Children with migraine headaches have a characteristic pattern of gray-matter changes that may be useful as a biomarker of the condition, according to Italian investigators who presented their findings at the American Academy of Neurology (AAN) 2013 annual meeting in San Diego.
The team of neuroradiologists and neuroscientists headed by Dr. Massimo Filippi of San Raffaele Scientific Institute and Vita-Salute San Raffaele University in Milan found that children with migraines had significant gray-matter atrophy of the front and temporal lobes in comparison with controls. They also had significantly higher gray-matter volume in the right putamen.

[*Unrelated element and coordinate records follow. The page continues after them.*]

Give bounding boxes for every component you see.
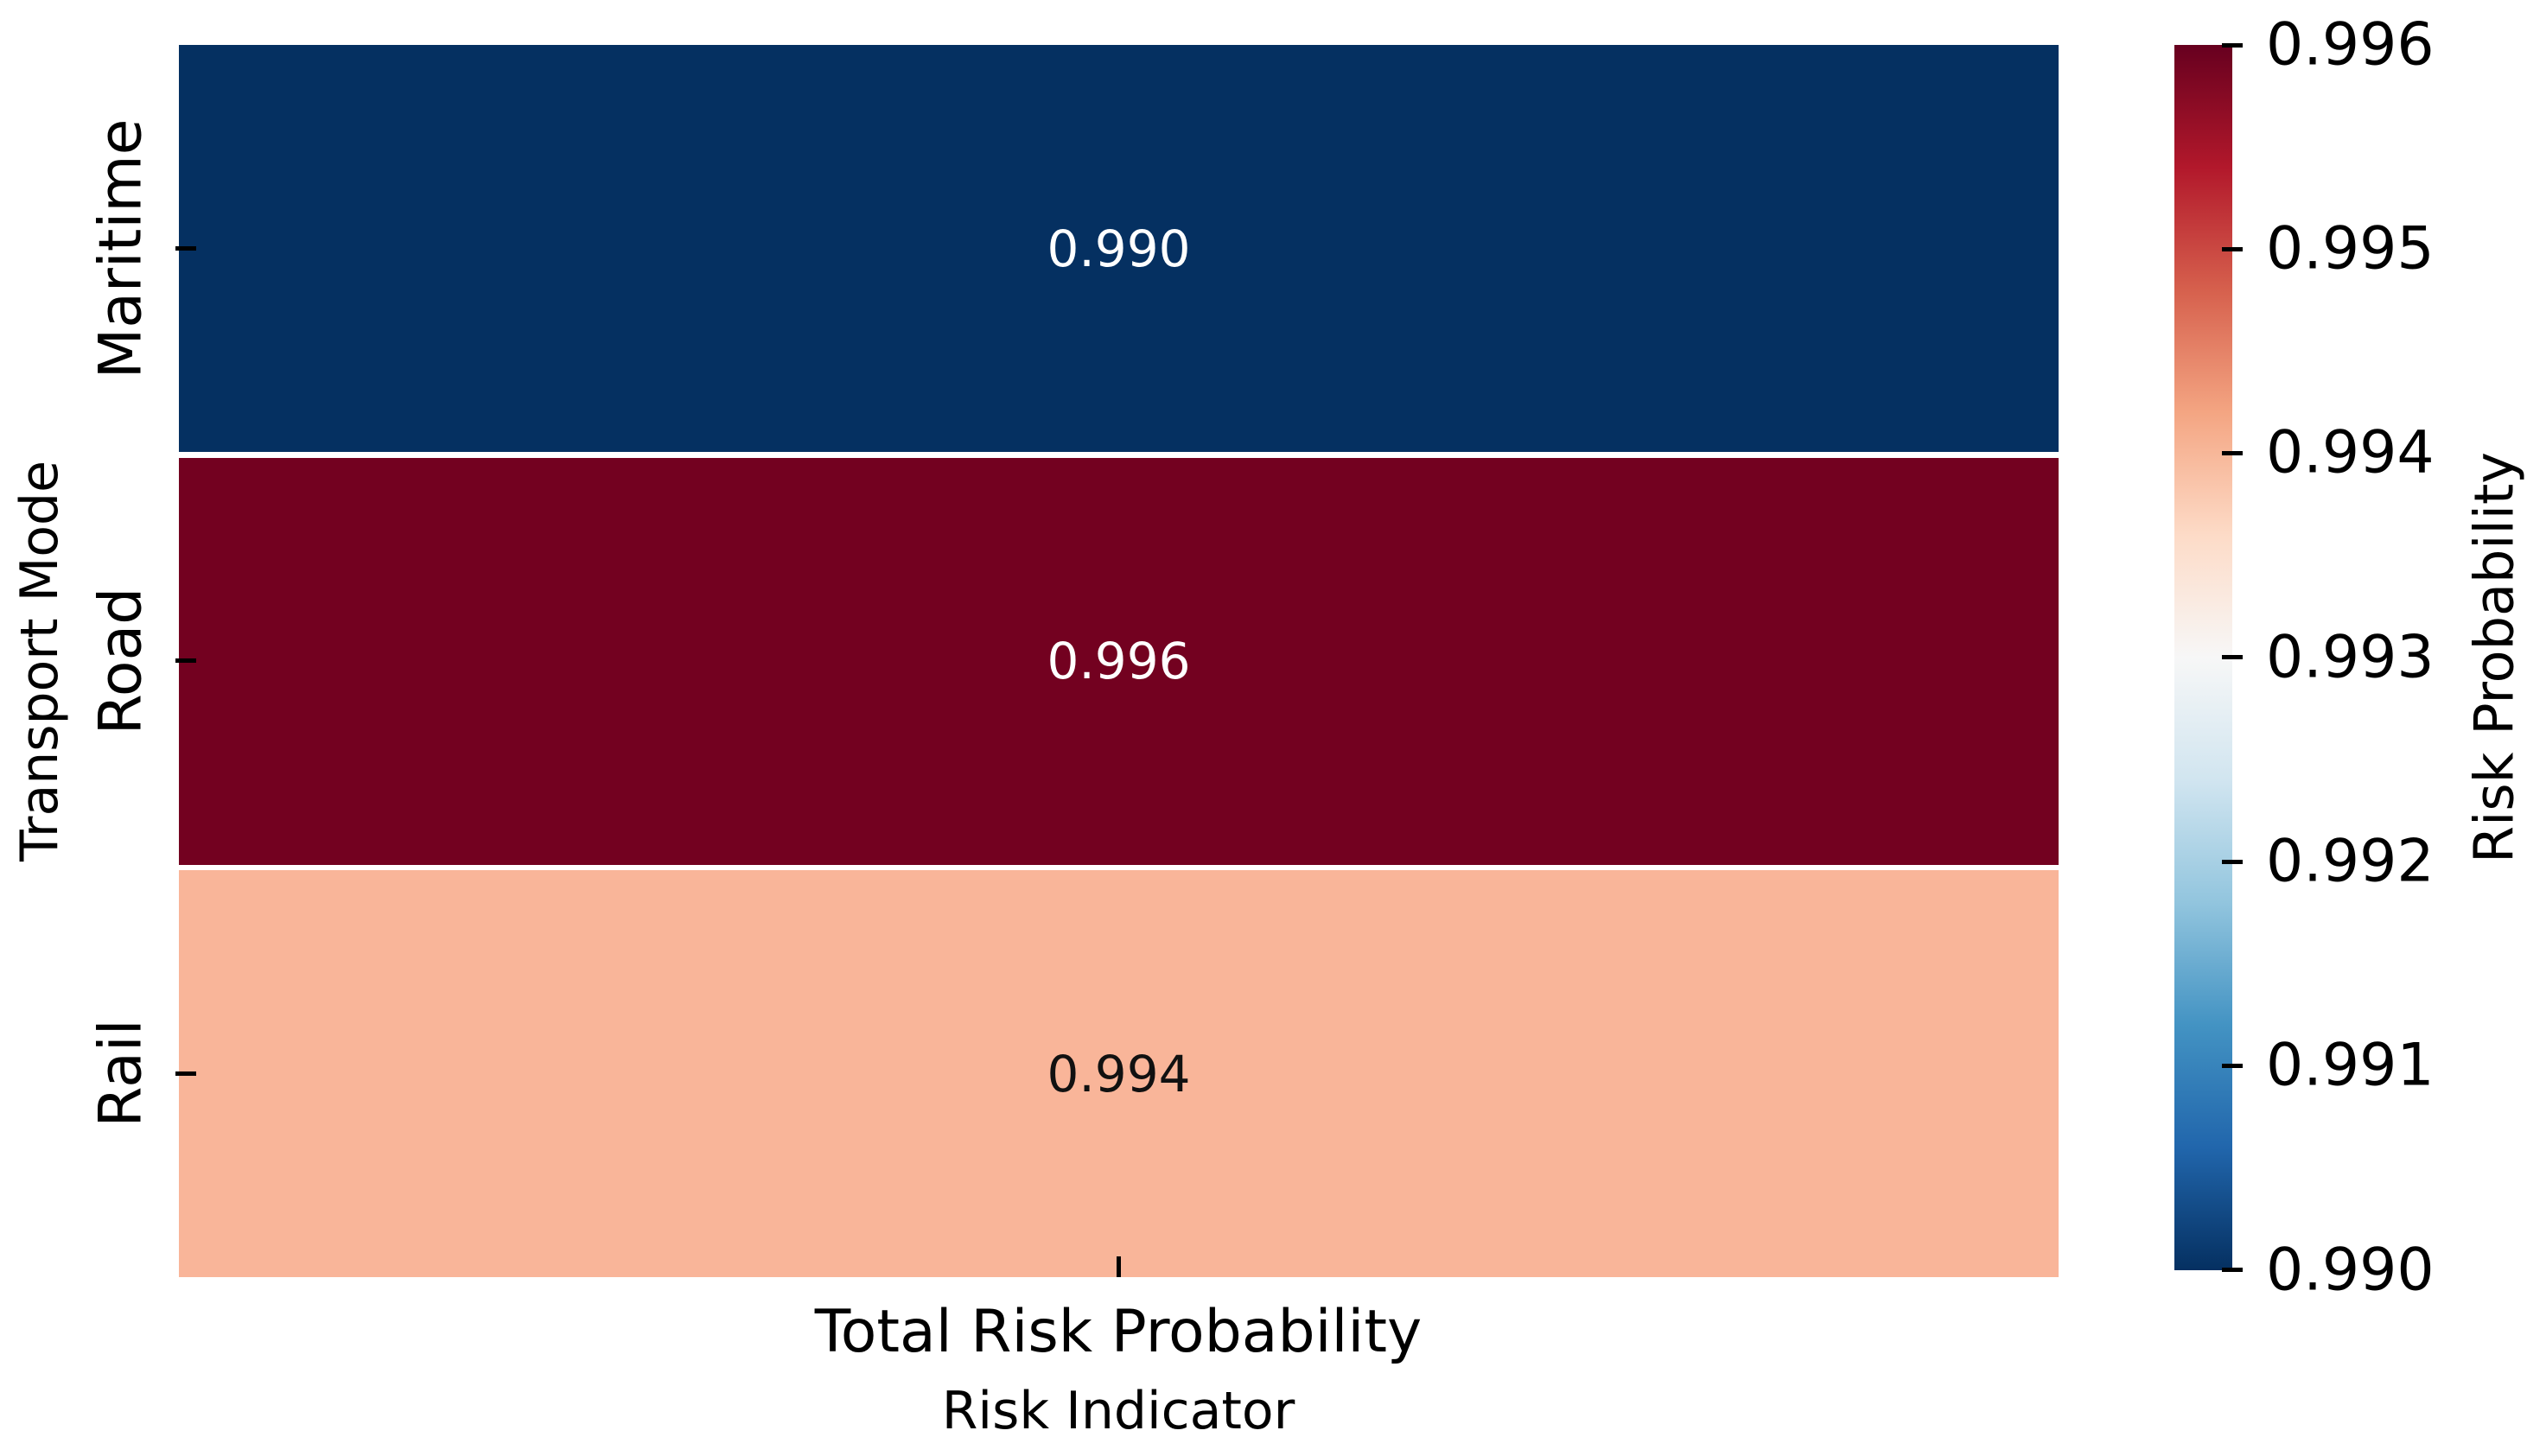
colorbar-tick-label: 0.994 (2266, 418, 2435, 487)
heatmap-row-rail: 0.994 (179, 870, 2059, 1277)
y-tick-label-rail: Rail (86, 1019, 156, 1128)
colorbar-tick-mark (2222, 247, 2243, 251)
x-tick-label: Total Risk Probability (814, 1298, 1423, 1366)
colorbar-tick-label: 0.992 (2266, 827, 2435, 896)
y-tick-label-road: Road (86, 587, 156, 735)
colorbar-title: Risk Probability (2462, 452, 2526, 863)
colorbar-tick-mark (2222, 451, 2243, 455)
colorbar-tick-label: 0.996 (2266, 10, 2435, 79)
colorbar-tick-mark (2222, 1268, 2243, 1272)
y-tick-mark (175, 658, 196, 663)
heatmap-row-maritime: 0.990 (179, 45, 2059, 452)
plot-area: 0.990 0.996 0.994 (179, 45, 2059, 1277)
y-tick-label-maritime: Maritime (86, 118, 156, 379)
cell-value-annotation: 0.994 (1047, 1044, 1191, 1103)
cell-value-annotation: 0.996 (1047, 632, 1191, 690)
y-tick-mark (175, 1071, 196, 1076)
colorbar-tick-label: 0.995 (2266, 214, 2435, 283)
colorbar-tick-label: 0.990 (2266, 1236, 2435, 1305)
colorbar-tick-label: 0.993 (2266, 623, 2435, 692)
y-axis-title: Transport Mode (10, 460, 70, 862)
colorbar-tick-mark (2222, 860, 2243, 864)
y-tick-mark (175, 246, 196, 251)
colorbar-tick-mark (2222, 43, 2243, 48)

The researchers examined MR images from seven children who had migraine with aura and another five who had migraine without aura. Their goal was to extend work in adult migraineurs that showed structural brain abnormalities are not correlated with patients' clinical characteristics. This had suggested the structural changes were not caused by damage to the brain during repeated migraine attacks but, rather, could serve as an independent marker to confirm the presence of the disease.
The Italian subjects' average age was 14 years, half were female and their average disease duration was 3.7 years. The mean attack frequency was seven per year for the children with aura and 23 per year for those without aura. The researchers compared imaging data from these children with those from 15 age- and sex-matched healthy controls who did not have a family history of migraine, a personal history of migraine, or any other neurological dysfunction.
Three types of images were acquired from each subject: 3D T1-weighted fast field echo, T2-weighted turbo spin echo, and fast fluid-attenuated inversion-recovery (FLAIR).
Four of the patients without aura had small, punctate T2 hyperintense lesions at the level of the subcortical and periventricular white matter. The researchers discovered the migraine patients had significant gray-matter atrophy of the frontal and temporal lobes compared with controls -- specifically, in the left inferior frontal gyrus, the left middle temporal gyrus, the right orbitofrontal gyrus, and the right inferior temporal gyrus.
They also found the pediatric migraineurs had a significantly larger volume of gray matter in the right putamen than did the controls.
In other findings, the researchers found migraine patients with aura had significantly higher gray-matter volume in the left fusiform gyrus than those without aura.
There were not any significant white-matter changes in migraine patients compared with nonmigraine patients, nor was there a correlation between gray-matter abnormalities and disease duration or attack frequency.
"The absence of correlation between cortical abnormalities and patients' clinical characteristics in pediatric migraine patients supports the notion that these structural changes might represent a phenotypic biomarker of the disease," the team concluded in their poster presentation of the results.